Entrar en el mundo de Anatema es encontrar el trazo vital y creativo de Humberto Polar, un renacentista amante de la ola digital; un humanista que explora distintos caminos de la expresión artística. Existe el Polar publicista, el poeta, el video creador, el agitador musical , el editor gráfico, el editor musical, el DJ, y el músico orgánico y el electrónico, el artista visual… y sobre todo un defensor a ultranza de la experiencia como fuente de inspiración.

Humberto, el músico electrónico, ha publicado Anatema, su primer álbum completo como Humberto Polar: un disco donde continúa con la exploración de espacios físicos y emocionales a través de la música electrónica. Para este fin utiliza géneros colindantes mayoritariamente con el IDM: ambient, dark ambient, drone music… exploraciones arrítmicas, llenas de micro beats, elementos orgánicos  y texturas, más preocupadas por paisajes que discursos.

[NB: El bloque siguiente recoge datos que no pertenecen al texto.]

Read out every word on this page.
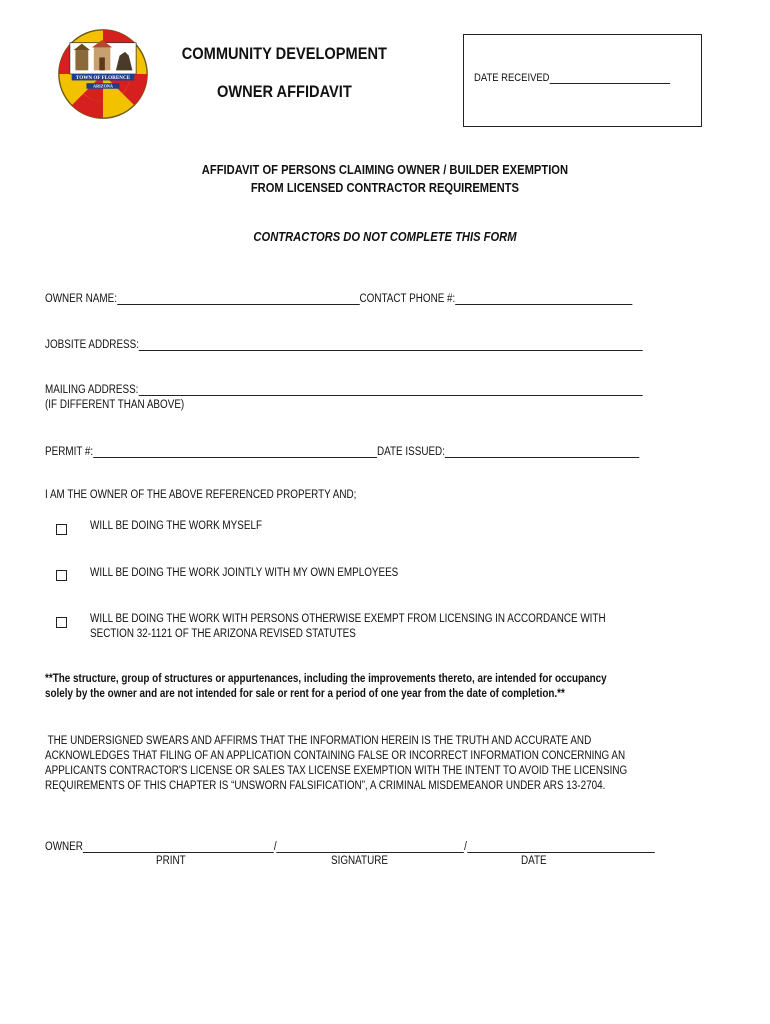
TOWN OF FLORENCE
ARIZONA
COMMUNITY DEVELOPMENT
OWNER AFFIDAVIT
DATE RECEIVED
AFFIDAVIT OF PERSONS CLAIMING OWNER / BUILDER EXEMPTION
FROM LICENSED CONTRACTOR REQUIREMENTS
CONTRACTORS DO NOT COMPLETE THIS FORM
OWNER NAME:	CONTACT PHONE #:
JOBSITE ADDRESS:
MAILING ADDRESS:
(IF DIFFERENT THAN ABOVE)
PERMIT #:	DATE ISSUED:
I AM THE OWNER OF THE ABOVE REFERENCED PROPERTY AND;
WILL BE DOING THE WORK MYSELF
WILL BE DOING THE WORK JOINTLY WITH MY OWN EMPLOYEES
WILL BE DOING THE WORK WITH PERSONS OTHERWISE EXEMPT FROM LICENSING IN ACCORDANCE WITH
SECTION 32-1121 OF THE ARIZONA REVISED STATUTES
**The structure, group of structures or appurtenances, including the improvements thereto, are intended for occupancy
solely by the owner and are not intended for sale or rent for a period of one year from the date of completion.**
THE UNDERSIGNED SWEARS AND AFFIRMS THAT THE INFORMATION HEREIN IS THE TRUTH AND ACCURATE AND
ACKNOWLEDGES THAT FILING OF AN APPLICATION CONTAINING FALSE OR INCORRECT INFORMATION CONCERNING AN
APPLICANTS CONTRACTOR'S LICENSE OR SALES TAX LICENSE EXEMPTION WITH THE INTENT TO AVOID THE LICENSING
REQUIREMENTS OF THIS CHAPTER IS “UNSWORN FALSIFICATION”, A CRIMINAL MISDEMEANOR UNDER ARS 13-2704.
OWNER	/	/
PRINT	SIGNATURE	DATE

No se trata de un disco unitario como sus coetáneos Thomas Koner o Ben Frost tan aficionados a visitar un solo lugar; no se trata de un viaje sin cambiar de vía. La inquietud provocada a través de la producción mantiene la unidad de Anatema, pero es un disco de tracks. Rolas con identidad y significados distintos entre sí. No es de extrañar cuando estamos escuchando la obra de un poeta viajero, un creador que acumula visiones y experiencias unitarias.

Salvo en tramos de la canción “Muta Mutandis”, donde unos breaks atropellados aceleran los beats por minuto cerebrales, (una canción con aires a Boards of Canada), el disco se mueve al ritmo de una exploración melancólica. Los adornos barrocos de “Apenas”, deliciosa pieza para nutrir el espíritu; la entonación épica para mañanas con dudas de “Guitar Hero”; la narración de un día de devoción de “Fieles”; el final con insinuaciones de que la historia continuará de “Ciao”; la apertura expansiva de “Fuera”; el angustiante recogimiento de “Anatema”, donde el artista parece estar escribiendo un poema arrebatado por unas musas malignas; la sencillez reflexiva de “Bruma”; la aspereza industrial de “Matatono”...

Anatema es en definitiva un disco para los amantes de las emociones y el arrebato, para los que son capaces de sumergirse en universos ajenos y así llegar a los propios.